J’eus une sorte d’éblouissement. Il m’avait semblé que Frumence éprouvait un déchirement en me poussant dans les bras d’un autre ; mais je me trompais, et je le vis bien vite.

— Jennie, ajouta-t-il d’un ton solennel, vous savez comme je vous aime, et je veux vous le dire devant cette noble enfant que nous chérissons tous les deux. Vous êtes ma sœur, ma mère et la femme de mon cœur. Je ne me décourage pas des obstacles qui nous séparent, et j’attendrai encore dix ans, s’il le faut, que vous vous regardiez comme libre envers Lucienne. C’est pourquoi je ne veux pas qu’elle se hâte de faire un choix qui pourrait hâter et déterminer le vôtre en ma faveur.
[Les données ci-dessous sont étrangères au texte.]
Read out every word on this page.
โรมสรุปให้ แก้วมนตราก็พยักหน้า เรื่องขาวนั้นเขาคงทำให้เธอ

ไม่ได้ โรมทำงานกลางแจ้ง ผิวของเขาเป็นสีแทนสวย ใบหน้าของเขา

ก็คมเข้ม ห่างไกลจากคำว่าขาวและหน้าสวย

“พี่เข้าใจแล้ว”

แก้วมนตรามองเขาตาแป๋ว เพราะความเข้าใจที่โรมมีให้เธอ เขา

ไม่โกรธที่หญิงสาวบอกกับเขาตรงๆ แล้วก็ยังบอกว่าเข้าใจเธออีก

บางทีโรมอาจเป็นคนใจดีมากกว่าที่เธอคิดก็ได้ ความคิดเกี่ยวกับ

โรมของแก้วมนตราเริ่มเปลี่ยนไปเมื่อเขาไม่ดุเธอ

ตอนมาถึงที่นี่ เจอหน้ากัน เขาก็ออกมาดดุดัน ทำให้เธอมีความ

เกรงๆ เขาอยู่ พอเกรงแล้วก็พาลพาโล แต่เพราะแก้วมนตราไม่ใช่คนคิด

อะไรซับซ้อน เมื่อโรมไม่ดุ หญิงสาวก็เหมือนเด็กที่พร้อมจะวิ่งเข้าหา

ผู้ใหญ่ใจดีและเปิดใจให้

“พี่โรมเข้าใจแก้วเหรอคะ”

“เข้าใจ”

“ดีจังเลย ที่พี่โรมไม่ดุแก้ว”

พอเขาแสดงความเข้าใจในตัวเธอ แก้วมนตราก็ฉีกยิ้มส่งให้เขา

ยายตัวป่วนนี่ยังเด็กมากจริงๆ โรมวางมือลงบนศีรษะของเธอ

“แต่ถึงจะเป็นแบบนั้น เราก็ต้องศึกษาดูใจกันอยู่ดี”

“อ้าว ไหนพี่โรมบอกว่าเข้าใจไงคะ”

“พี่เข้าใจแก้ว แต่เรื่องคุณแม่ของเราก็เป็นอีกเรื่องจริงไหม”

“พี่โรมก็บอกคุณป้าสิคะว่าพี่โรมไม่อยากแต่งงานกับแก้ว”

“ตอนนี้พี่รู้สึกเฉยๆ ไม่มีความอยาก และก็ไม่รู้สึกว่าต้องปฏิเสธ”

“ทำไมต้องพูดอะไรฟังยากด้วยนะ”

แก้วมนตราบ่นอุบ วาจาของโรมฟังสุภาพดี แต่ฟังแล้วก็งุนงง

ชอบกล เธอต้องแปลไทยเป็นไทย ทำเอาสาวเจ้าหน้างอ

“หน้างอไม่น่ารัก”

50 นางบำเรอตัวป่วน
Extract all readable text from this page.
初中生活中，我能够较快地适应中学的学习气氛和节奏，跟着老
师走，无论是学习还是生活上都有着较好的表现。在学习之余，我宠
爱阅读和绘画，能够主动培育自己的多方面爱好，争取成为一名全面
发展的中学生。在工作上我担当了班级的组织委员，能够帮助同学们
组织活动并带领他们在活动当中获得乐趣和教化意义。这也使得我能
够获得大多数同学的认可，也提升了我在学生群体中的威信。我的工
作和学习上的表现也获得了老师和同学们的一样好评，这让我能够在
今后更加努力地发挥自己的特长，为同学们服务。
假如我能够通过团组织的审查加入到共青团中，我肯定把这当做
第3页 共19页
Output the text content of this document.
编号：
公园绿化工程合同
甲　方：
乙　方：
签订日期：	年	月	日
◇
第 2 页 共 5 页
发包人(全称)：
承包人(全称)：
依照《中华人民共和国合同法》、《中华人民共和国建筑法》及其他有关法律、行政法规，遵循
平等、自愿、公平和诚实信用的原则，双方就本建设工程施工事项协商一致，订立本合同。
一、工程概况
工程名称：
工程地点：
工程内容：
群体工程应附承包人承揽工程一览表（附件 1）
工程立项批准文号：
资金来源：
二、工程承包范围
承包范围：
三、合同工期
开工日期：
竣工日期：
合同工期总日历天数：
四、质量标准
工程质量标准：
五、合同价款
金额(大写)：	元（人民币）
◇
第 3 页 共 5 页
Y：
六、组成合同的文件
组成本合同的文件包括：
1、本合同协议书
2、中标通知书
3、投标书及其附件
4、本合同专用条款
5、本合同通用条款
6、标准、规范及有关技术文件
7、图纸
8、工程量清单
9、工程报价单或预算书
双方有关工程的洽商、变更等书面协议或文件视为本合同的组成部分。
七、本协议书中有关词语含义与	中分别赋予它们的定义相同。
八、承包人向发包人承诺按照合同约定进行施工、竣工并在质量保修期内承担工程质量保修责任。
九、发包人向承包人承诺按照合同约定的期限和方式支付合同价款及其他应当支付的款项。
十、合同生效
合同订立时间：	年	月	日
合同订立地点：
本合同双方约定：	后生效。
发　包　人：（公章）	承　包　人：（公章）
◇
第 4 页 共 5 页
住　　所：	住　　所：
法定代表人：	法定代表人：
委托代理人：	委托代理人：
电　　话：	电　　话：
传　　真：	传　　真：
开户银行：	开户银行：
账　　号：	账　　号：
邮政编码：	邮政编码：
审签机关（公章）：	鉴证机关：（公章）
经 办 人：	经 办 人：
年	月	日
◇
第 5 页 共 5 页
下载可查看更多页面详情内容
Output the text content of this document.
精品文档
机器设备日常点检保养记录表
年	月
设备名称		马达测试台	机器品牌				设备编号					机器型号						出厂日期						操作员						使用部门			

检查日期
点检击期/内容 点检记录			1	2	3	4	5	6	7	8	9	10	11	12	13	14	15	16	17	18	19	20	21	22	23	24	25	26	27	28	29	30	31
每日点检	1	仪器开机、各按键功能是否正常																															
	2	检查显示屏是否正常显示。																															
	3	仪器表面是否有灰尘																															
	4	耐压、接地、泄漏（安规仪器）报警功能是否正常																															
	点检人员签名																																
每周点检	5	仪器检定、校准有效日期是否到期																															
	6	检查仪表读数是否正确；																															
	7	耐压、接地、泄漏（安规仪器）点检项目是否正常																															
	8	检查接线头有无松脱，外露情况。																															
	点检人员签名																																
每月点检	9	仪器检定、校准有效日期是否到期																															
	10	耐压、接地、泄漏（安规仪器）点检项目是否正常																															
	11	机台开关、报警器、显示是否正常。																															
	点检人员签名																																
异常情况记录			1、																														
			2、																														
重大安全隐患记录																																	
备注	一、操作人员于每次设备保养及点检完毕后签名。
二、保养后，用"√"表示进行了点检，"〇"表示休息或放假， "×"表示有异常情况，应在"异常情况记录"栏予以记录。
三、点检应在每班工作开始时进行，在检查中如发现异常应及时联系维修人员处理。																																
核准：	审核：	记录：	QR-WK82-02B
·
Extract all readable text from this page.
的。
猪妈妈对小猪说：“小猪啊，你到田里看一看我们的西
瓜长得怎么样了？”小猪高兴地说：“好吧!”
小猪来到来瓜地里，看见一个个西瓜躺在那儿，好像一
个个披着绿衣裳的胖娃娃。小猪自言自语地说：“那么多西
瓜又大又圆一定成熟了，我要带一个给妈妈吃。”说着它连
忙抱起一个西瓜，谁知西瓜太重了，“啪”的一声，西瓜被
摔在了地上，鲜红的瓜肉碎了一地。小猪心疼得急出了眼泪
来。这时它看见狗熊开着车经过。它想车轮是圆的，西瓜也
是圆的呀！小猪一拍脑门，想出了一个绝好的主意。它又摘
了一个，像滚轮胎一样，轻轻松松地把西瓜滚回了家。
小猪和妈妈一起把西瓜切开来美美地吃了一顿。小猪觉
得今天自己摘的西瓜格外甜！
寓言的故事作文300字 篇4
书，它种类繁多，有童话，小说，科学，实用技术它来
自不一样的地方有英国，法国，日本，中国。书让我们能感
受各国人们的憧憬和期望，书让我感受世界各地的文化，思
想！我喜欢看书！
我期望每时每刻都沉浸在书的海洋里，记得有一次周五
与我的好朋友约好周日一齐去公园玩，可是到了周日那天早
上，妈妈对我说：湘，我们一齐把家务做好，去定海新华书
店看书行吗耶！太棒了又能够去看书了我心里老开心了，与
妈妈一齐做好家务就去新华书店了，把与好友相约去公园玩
Elle mariée, heureuse, il vous serait permis de m’accepter pour mari ; mais que l’espérance dont je me nourris religieusement me soit à jamais enlevée plutôt que d’influencer ma conscience et de troubler ma raison ! Je veux encore étudier Mac-Allan avant de l’encourager. Je veux pénétrer tous les détails de sa vie et saisir toutes les nuances de son caractère. Il a confiance en moi. Avant peu, je vous reparlerai de lui. Jusque-là, ne le fuyez pas, Lucienne ; observez-le. Vous êtes censée ignorer des projets dont je ne vous aurais pas encore fait part sans cette lettre de Galathée.

— Mais il vous demandera si je les pressens, et vous ne voudrez pas mentir.

— S’il faut mentir un peu pour soutenir la dignité et conserver l’indépendance de votre rôle, je mentirai, ma chère enfant. En pareille occurrence, ce n’est pas un si gros crime.

— Merci, Frumence, répondis-je en serrant la main qu’il me tendait. Merci pour les sacrifices immenses que vous me faites… Mais toi, Jennie, tu n’as rien répondu aux belles et bonnes choses qu’il t’a dites ! Tu es blasée sur son admirable dévouement, heureuse femme !

— Je veux lui répondre devant vous, dit Jennie, et ce ne sera pas du nouveau pour lui. Frumence, vous savez qu’il n’y a aucun homme plus estimable et meilleur que vous dans mon idée ; mais je suis plus âgée que vous, j’ai bien souffert du mariage, et je serais plus tranquille si vous n’aviez jamais pensé à m’épouser ; car je suis heureuse comme nous sommes, et il n’y a rien de plus haut placé que le sentiment que je vous porte. Si je suis votre sœur et votre mère, vous êtes bien mon frère et mon fils. Nous ne trouverons jamais mieux que cela, allez, et, si vous voulez me faire tout le bien possible, vous ne penserez pas à notre mariage comme à une chose dont notre amitié ne pourrait pas se passer.

Frumence eut dans les yeux un nuage qui se dissipa vite. Il serra la main de Jennie comme il avait serré la mienne, et se retira en lui disant :

— Je n’ai pas d’autre volonté que la vôtre.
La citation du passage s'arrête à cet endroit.